There was a brief moment when pro-Trump content would occasionally surface on the algorithm, at which point the site operators hit the panic button and banned the offending subreddit.
The reason for deliberately antagonizing them, and eventually banning them, was that /r/The_Donald's moderators were directly telling their membership to upvote specific posts so they'd rocket to the front page. "Inorganic results", "vote manipulation", "gaming the algorithm", whatever you'd like to call it.
So the admins had a reason to ban it, even if no doubt they and most of Reddit's users saw Trump supporters as "the enemy".
The reason for deliberately antagonizing them, and eventually banning them, was that /r/The_Donald's moderators were directly telling their membership to upvote specific posts so they'd rocket to the front page.
There would need to be extensive evidence to convince me that the subreddit wasn't just botted. Threads would get thousands of posts extremely quickly, and there would sometimes be only a handful of comments. I don't really believe organic users were spending their free time refreshing "new" just in case a new post was made that required an immediate upvote.
It doesn't need bots to explain it. And even the Reddit admins were convinced T_D had legitimate traffic, which is why they were reticent to kill it... they just didn't like the manipulation and brigading and so on. If they could show it was bots, they would've killed it much sooner.
Normal humans tend to upvote things that are already upvoted. But normal humans don't tend to look at the incoming stream of posts.
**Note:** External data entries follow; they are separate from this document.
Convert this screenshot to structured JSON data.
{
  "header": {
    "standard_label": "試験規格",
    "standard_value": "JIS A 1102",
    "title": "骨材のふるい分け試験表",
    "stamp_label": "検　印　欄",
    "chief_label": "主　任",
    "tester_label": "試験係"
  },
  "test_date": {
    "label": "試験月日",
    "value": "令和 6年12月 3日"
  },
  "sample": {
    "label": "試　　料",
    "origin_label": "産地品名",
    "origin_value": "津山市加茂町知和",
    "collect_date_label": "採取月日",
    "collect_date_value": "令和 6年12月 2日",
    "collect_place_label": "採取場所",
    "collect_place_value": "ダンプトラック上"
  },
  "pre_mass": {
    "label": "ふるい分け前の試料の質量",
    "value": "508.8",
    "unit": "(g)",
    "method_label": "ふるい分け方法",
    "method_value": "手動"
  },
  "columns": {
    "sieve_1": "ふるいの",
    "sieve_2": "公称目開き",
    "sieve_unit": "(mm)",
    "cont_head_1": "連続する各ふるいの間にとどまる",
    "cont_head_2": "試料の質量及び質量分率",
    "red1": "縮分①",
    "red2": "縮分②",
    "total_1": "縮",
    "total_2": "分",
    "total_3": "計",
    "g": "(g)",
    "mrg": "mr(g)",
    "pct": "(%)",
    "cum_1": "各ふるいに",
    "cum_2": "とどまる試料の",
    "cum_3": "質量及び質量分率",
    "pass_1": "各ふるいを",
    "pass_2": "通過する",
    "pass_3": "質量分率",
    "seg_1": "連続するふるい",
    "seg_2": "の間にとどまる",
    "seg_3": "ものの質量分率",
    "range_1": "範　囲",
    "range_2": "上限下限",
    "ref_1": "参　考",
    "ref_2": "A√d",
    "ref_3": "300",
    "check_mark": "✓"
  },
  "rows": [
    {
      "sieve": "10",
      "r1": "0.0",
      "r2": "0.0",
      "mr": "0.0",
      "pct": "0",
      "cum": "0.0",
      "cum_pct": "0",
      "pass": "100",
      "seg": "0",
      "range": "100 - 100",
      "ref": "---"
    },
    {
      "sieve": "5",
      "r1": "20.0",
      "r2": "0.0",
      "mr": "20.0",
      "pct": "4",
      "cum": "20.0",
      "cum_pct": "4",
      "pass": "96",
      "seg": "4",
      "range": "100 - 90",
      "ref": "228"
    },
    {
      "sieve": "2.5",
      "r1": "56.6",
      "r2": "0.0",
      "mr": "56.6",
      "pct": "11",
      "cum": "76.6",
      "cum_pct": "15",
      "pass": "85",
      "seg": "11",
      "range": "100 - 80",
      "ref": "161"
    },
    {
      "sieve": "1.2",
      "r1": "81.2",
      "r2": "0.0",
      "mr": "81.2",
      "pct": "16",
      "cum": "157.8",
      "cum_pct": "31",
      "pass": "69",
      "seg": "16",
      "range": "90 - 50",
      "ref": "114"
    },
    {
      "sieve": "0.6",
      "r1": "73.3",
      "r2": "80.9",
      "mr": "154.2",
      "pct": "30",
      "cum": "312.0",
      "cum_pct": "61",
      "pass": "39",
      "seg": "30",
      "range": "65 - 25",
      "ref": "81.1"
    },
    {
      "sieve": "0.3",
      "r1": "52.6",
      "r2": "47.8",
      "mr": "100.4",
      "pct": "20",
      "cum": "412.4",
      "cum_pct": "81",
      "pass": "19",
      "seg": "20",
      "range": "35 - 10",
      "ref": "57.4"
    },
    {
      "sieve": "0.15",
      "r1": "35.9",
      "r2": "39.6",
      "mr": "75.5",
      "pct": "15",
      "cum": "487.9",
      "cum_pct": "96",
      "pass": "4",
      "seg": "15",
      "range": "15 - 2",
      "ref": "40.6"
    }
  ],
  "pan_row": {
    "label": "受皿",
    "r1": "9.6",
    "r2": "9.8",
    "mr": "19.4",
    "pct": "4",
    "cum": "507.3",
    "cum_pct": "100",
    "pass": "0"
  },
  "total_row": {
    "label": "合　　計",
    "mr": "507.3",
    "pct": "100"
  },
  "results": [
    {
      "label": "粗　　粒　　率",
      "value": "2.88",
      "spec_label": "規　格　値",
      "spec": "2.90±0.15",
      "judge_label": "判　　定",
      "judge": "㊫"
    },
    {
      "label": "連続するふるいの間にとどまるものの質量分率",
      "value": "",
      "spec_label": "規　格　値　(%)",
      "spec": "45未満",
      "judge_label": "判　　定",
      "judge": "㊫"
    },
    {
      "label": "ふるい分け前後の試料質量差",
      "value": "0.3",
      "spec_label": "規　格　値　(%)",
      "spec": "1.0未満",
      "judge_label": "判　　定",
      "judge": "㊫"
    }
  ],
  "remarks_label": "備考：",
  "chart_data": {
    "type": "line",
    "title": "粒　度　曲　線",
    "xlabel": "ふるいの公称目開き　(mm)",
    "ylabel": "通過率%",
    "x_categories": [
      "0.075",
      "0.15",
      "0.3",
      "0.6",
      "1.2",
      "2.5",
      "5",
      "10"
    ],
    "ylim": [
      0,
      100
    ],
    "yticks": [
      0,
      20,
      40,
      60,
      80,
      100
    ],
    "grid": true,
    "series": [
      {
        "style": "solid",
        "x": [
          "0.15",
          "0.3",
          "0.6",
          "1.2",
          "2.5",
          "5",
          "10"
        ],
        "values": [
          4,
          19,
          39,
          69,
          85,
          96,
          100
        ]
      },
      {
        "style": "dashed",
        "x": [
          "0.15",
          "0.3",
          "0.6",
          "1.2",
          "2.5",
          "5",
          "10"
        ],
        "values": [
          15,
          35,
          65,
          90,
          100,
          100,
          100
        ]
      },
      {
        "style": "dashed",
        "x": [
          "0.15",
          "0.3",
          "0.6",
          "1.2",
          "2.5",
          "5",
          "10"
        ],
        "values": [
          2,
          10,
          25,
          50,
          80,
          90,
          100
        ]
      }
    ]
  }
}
Ordinary T_D users were refreshing the subreddit's front page. Mods stickied the posts they wanted to rocket to the top. This got them past the hurdle where very few people look at /new to give those all-important first few upvotes. Ordinary T_D users upvoted the stickied posts. The mods then unstickied them less than an hour later, because now they're "organically" at the top of T_D, and the upvotes continued to pile in, rocketing the post to /r/all
Meanwhile, all the other subreddits weren't playing this game, so their users votes were split across multiple posts on their subreddit's front page. And mods of other subs use sticked posts for administrative notices, which are worded as such and tend not to get upvoted much... but if you were to sticky a normal post, users would upvote it. But stickied posts aren't eligible for /r/all... unless you unsticky them. Oops! T_D successfully gamed that oversight.
EDIT1: Also... as the comments in the link above reminds me; it used to be that any post could be stickied, e.g. normal link posts. It wasn't necessarily clear that they were stickied posts. What changed after the T_D manipulation is that sticky posts were renamed "Administrative Notes" and had to be text posts and had to be coloured differently from normal posts. Before that change, they weren't distinguished that way. Now perhaps the subterfuge by mods makes more sense?
EDIT2: WIRED's postmortem on T_D - it was cunning mods, not bots.
T_D’s moderators were looking for a way to game the system and force T_D onto r/all every day.
The mods realized that a key lay in the “sticky” system, by which moderators could pin a post at the top of their subreddit indefinitely. The system was meant for announcements, rule changes, upcoming events, and other minutia of day-to-day Redditing. But any thread could be stickied, and stickied threads behaved the same way that any other Reddit thread did: They accrued points by vote, and more points boosted the thread closer to the top of the page. This didn’t typically matter, since a stickied thread was by definition artificially held at the top of its subreddit already. But the mods weren’t trying to make threads visible on The_Donald. They wanted to boost them onto r/all.
T_D’s moderators began to sticky threads unrelated to their rules or announcements. Instead, they promoted especially provocative user-created threads. This tactic quickly proved effective. Before long, T_D was elevating a post or two onto r/all day after day.
Another T_D mod, Alex, says the team kept in close touch not only with which threads were successful, but also how mods could encourage their users to vote on stickied threads and drive them higher in Reddit’s r/all rankings. “We trained our subscribers to upvote and comment in every thread,” Alex says. “That is how we originally gamed the algorithm.” Jessie, a third mod, says T_D’s mods made “repetitive requests” to the user base to vote and boost threads. They used memes, gifs, and jokes to push users to act. It worked.
On the one hand, yes; I don't think the admins made that specific change, but they took away the ability to sticky normal posts, in response to T_D's shenanigans, ending the effectiveness of that tactic.
On the other hand, there aren't simple technological fixes to social problems. T_D's mods remained tricksy and continued to work their userbase to upvote and focus - in ways which didn't breach the sitewide rules on manipulation - and still kept hitting /r/all
Reddit could have simply banned T_D at any time. In the years since then they've definitely started banning subreddits for no good reason, but apparently based simply on how much upper management likes the subreddit. Presumably, T_D was not banned because upper management liked it.